US President Biden is expected to announce $800 million of military aid after Zelensky's speech by videolink.

Kyiv officials say Russian forces shelled an apartment block on Wednesday morning, as the city imposes a curfew during "a dangerous moment"

The US embassy in Ukraine says Russian forces shot and killed 10 people standing in line for bread in the northern city of Chernihiv.

Meanwhile, Russian troops are still holding 400 people, including doctors and patients, "like hostages" inside a hospital in Mariupol, the deputy mayor says.

Zelensky says peace talks with Russia are beginning to "sound more realistic"

Ukrainian negotiator Mykhailo Podolyak says there are "fundamental contradictions" during the talks but "certainly room for compromise"

Rockstar 03-16-22 09:14 AM

Quote:

Originally Posted by Jimbuna (Post 2798972)
Quite an interesting take on the situation.

“How did he miscalculate so badly”, are they kidding? It’s an interesting take alright when some are already talking like it’s over when Russian troops are still in Ukraine. From what I’m seeing things are far from over and appear to still be escalating.

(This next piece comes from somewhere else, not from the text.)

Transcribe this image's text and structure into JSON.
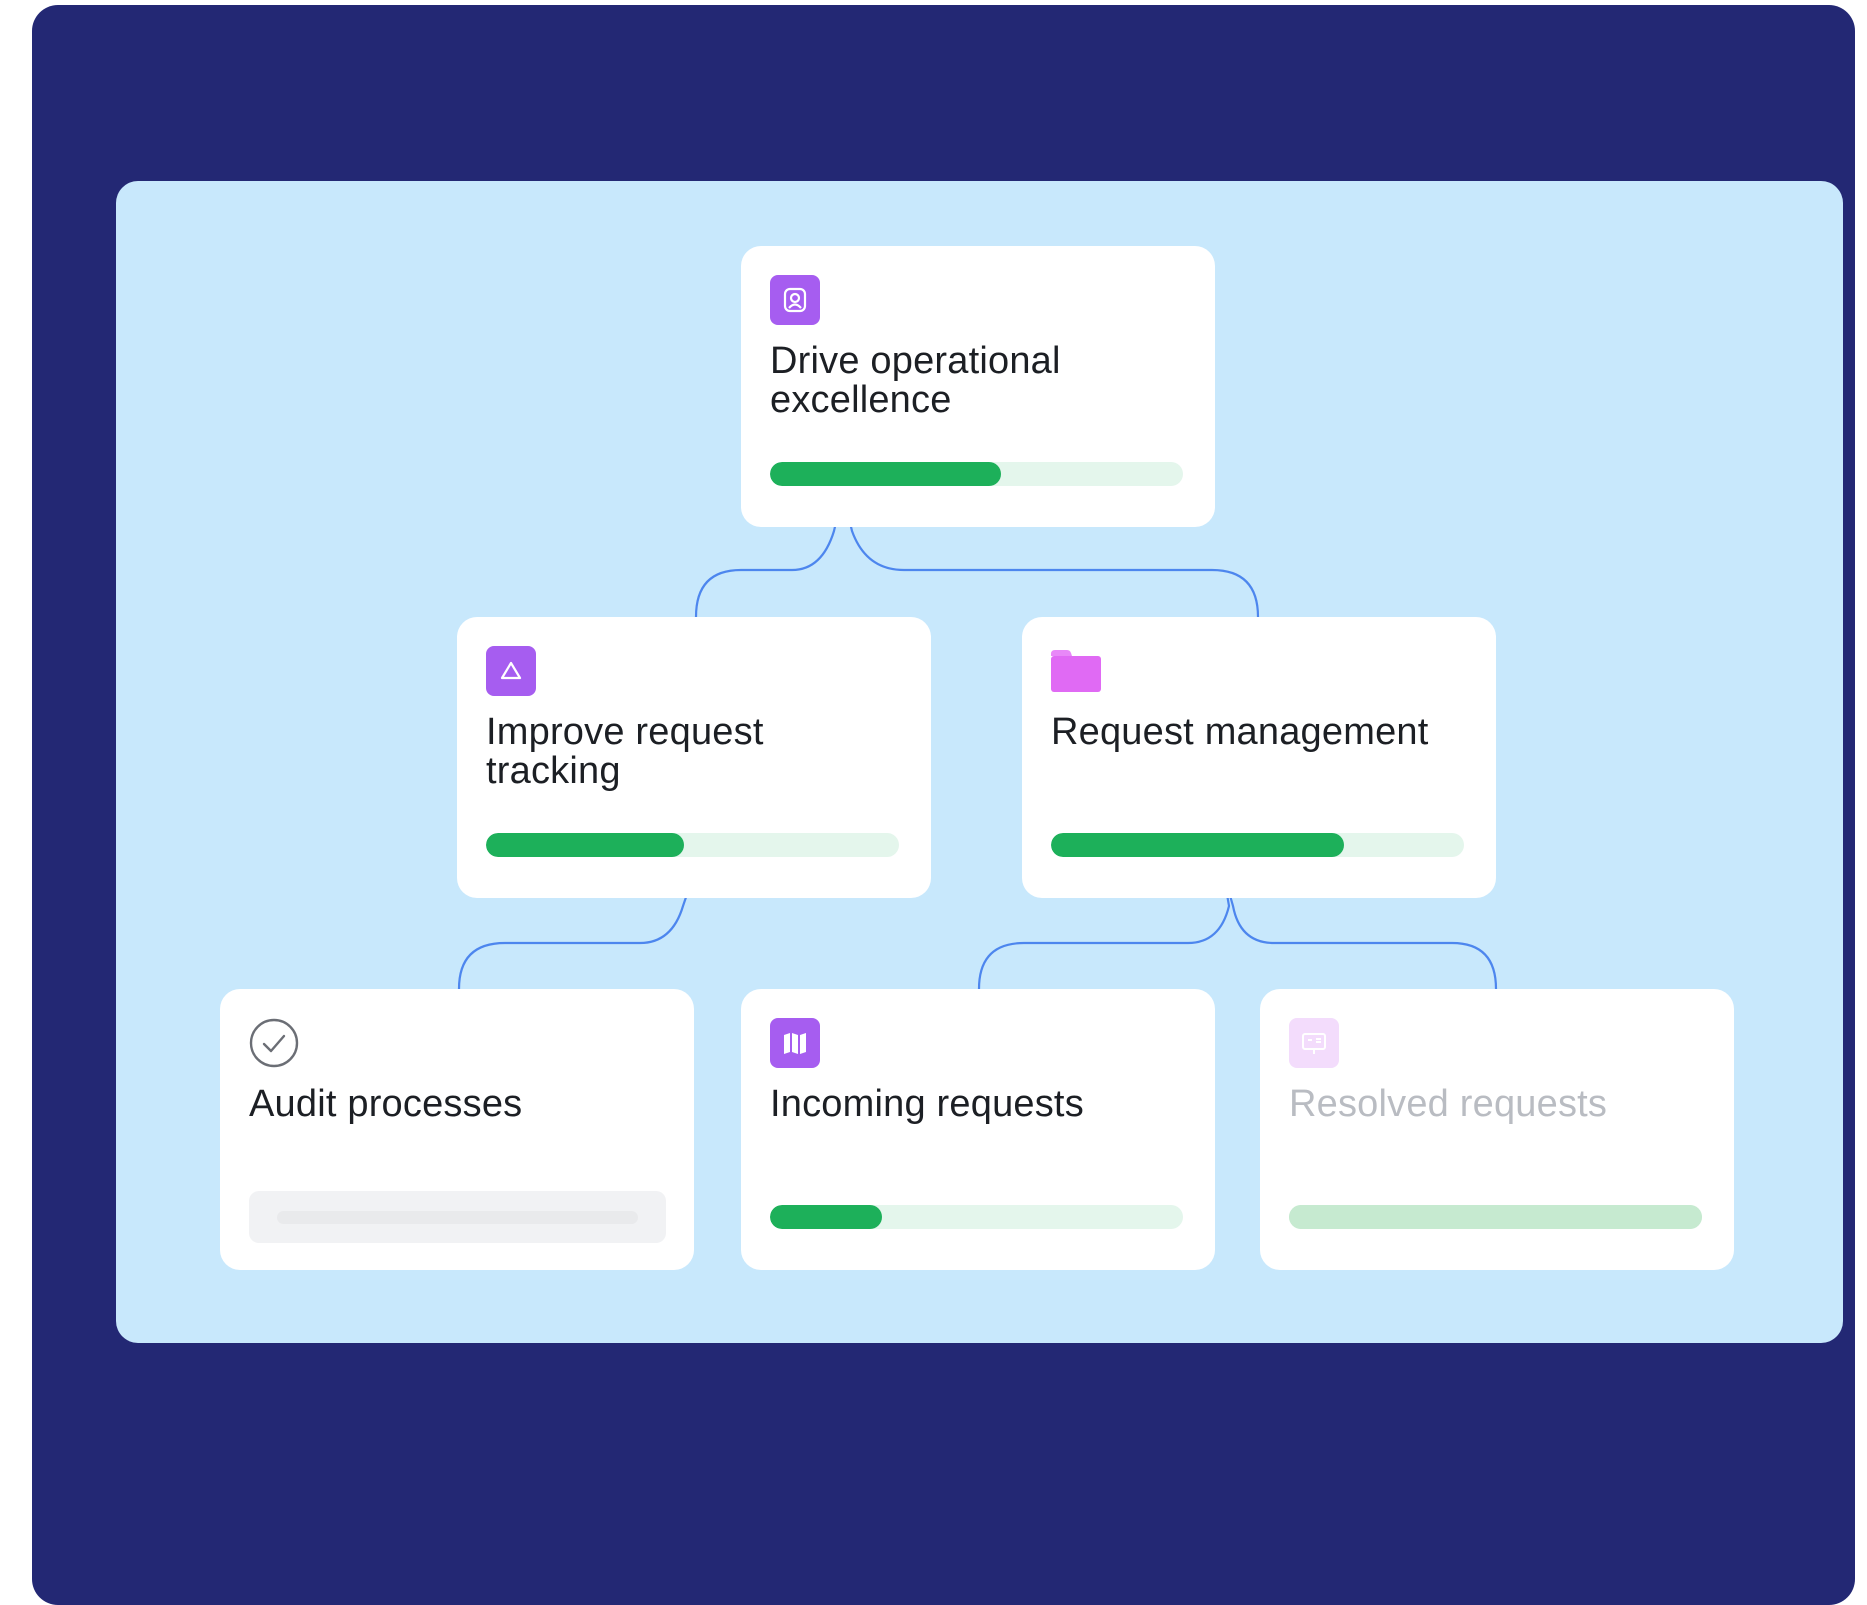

Let’s keep on mind Putin did make it very clear he had considered all possibilities and was prepared for them. Not only do I think that referred to the use of WMD but sanctions as well.

mapuc 03-16-22 09:19 AM

As the title of the article said in the Danish newspaper
(Part of it-behind paywall)

Can Putin withdraw from Ukraine without losing face ?

Markus

Jimbuna 03-16-22 09:24 AM

Quote:

Originally Posted by Rockstar (Post 2798981)
“How did he miscalculate so badly”, are they kidding? It’s an interesting take alright when some are already talking like it’s over when Russian troops are still in Ukraine. From what I’m seeing things are far from over and appear to still be escalating.

Let’s keep on mind Putin did make it very clear he had considered all possibilities and was prepared for them. Not only do I think that referred to the use of WMD but sanctions as well.

On a personal note, I'm hoping he gets taken down from within but the other side of me worries how much damage he will create before that happens.

Jimbuna 03-16-22 09:27 AM

Ukraine: Putin will search for a way to save face.